US-Wahl: Warum lagen die Umfragen falsch?
Die "New York Times" war sich fast sicher: Mit einer Wahrscheinlichkeit von etwa 80 Prozent, hieß es auf der Website der Zeitung, werde Hillary Clinton die nächste Präsidentin der USA. Damit befand sich die Redaktion in guter Gesellschaft. Obwohl ihr Rivale Donald Trump im Endspurt des Wahlkampfes noch einmal aufholte, sahen die Umfragen Clinton national und vor allem in den wichtigen Swing States vorne. Wenige Tage vor der Wahl berichtete der prominente Wahlanalyst und Ökonom Nate Silver von der Website "Fivethirtyeight", die Umfragen der meisten "Pollster", der Meinungsforscher, näherten sich einander an – bei einem für Clinton komfortablen Wert, der ihr Mehrheiten in den meisten so genannten "Swing States" sichern würde. Dass Trump noch aufholen würde, erschien extrem unwahrscheinlich.
Der Rest ist Geschichte: Trump gewann die Swing States, und damit die Wahl. Eine Reihe von Faktoren ist als Ursache der Differenz zwischen Umfragen und Ergebnis im Gespräch. Wegen der vergleichsweise geringen Wahlbeteiligungen bei Präsidentschaftswahlen in den USA müssen Demoskopen sehr darauf achten, jene Leute zu erfassen, die auch tatsächlich abstimmen werden. Trump allerdings hat wahrscheinlich eine erhebliche Zahl Wutwähler mobilisiert, die bei vorherigen Wahlen zu Hause blieben – so war wohl ein Teil seiner Unterstützer nicht sichtbar.

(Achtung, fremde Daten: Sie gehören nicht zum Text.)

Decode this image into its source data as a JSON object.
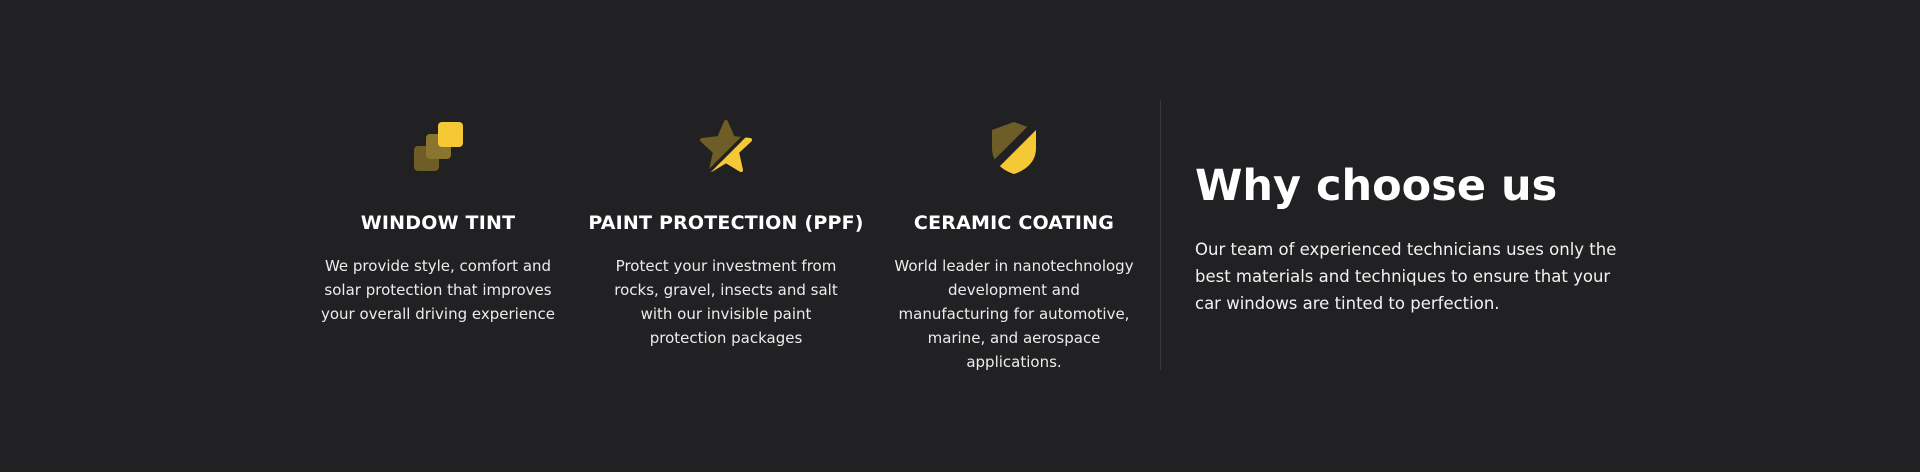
{
  "colors": {
    "background": "#212123",
    "accent": "#f5c936",
    "accent_dark": "#6e5d27",
    "text": "#ffffff"
  },
  "features": [
    {
      "icon": "layers-icon",
      "title": "WINDOW TINT",
      "description": "We provide style, comfort and solar protection that improves your overall driving experience"
    },
    {
      "icon": "star-icon",
      "title": "PAINT PROTECTION (PPF)",
      "description": "Protect your investment from rocks, gravel, insects and salt with our invisible paint protection packages"
    },
    {
      "icon": "shield-icon",
      "title": "CERAMIC COATING",
      "description": "World leader in nanotechnology development and manufacturing for automotive, marine, and aerospace applications."
    }
  ],
  "why": {
    "title": "Why choose us",
    "text": "Our team of experienced technicians uses only the best materials and techniques to ensure that your car windows are tinted to perfection."
  }
}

Vielleicht haben auch einige jener Trump-Wähler gelogen, die tatsächlich erfasst wurden. Sei es, weil sie eine in ihrem Umfeld vermutlich unpopuläre Antwort nicht geben mochten, sei es, weil sie den von den "liberalen" Medien beauftragten Umfrageunternehmen misstrauen. Ausschließen lässt sich ebenso nicht, dass auf Seiten der Demokraten überraschend viele Wähler schlicht ein Problem damit hatten, für eine Frau zu stimmen. Umgekehrt hat möglicherweise die Praxis vieler Medien, Umfrageergebnisse nach verschiedenen Kriterien zu gewichten, zum Fehler beigetragen: Zahlen, die der verbreiteten Auffassung eines Clinton-Sieges widersprachen, wurde auf diese Weise wohl zu wenig Gewicht beigemessen.
Es könnte allerdings auch eine andere Erklärung für die vermeintliche Überraschung geben. Vieles deutet darauf hin, dass die Umfragen und die darauf aufbauenden Prognosemodelle weniger genau sind als ihr Ruf und zu einem eigenen Medienphänomen wurden. Festmachen lässt sich diese Entwicklung an Nate Silver, der nach der Wahl von 2008 zu globaler Berühmtheit gelangte, weil er die Ergebnisse in 49 von 50 Staaten korrekt vorhersagte. In den Jahren darauf erzielten diese umfragebasierten Prognoseverfahren einige weitere viel beachtete Erfolge.
In den Hintergrund geraten ist allerdings, dass Wahlumfragen keineswegs so sichere Vorhersageinstrumente sind, wie man anhand der Berichterstattung vor der Wahl hätte meinen können. Die Umfragenpleite vor der Abstimmung über den Brexit, bei der alle Institute einen knappen Sieg der EU-Befürworter erwarteten, war keineswegs die erste Fehleinschätzung dieser Art: Schon Mitte 2015 fragte Cliff Zukin vom Eagleton Institute of Politics in der "New York Times", was denn los sei mit den Meinungsumfragen. Er zitierte dabei eine Serie ungenauer Prognosen auf der Basis von Umfragen, die ihn an der Glaubwürdigkeit solcher Vorhersagen zweifeln ließen.
Vor der aktuellen Wahl warnte auch Dan Hopkins von der University of Pennsylvania, dass die schlagzeilenträchtigen Ereignisse während des Wahlkampfes und die stark schwankenden Zustimmungswerte in den Umfragen möglicherweise keine echten Wahlentscheidungen wiedergaben. Demnach wechselten auch während einer umkämpften Kampagne kaum Menschen das Lager – geändert habe sich bloß die Bereitschaft von Clinton- und Trump-Wählern, auf Umfragen zu antworten. Die meisten Wählerinnen und Wähler hätten ihre Meinung das ganze Jahr über nicht geändert – anders als die schwankenden Prozentzahlen suggerierten. In dieser Sicht wäre die gewisse Übereinstimmung zwischen Umfragen und Endresultat – Clinton wird wohl die Mehrheit der abgegebenen Stimmen holen – sogar eher ein Zufall.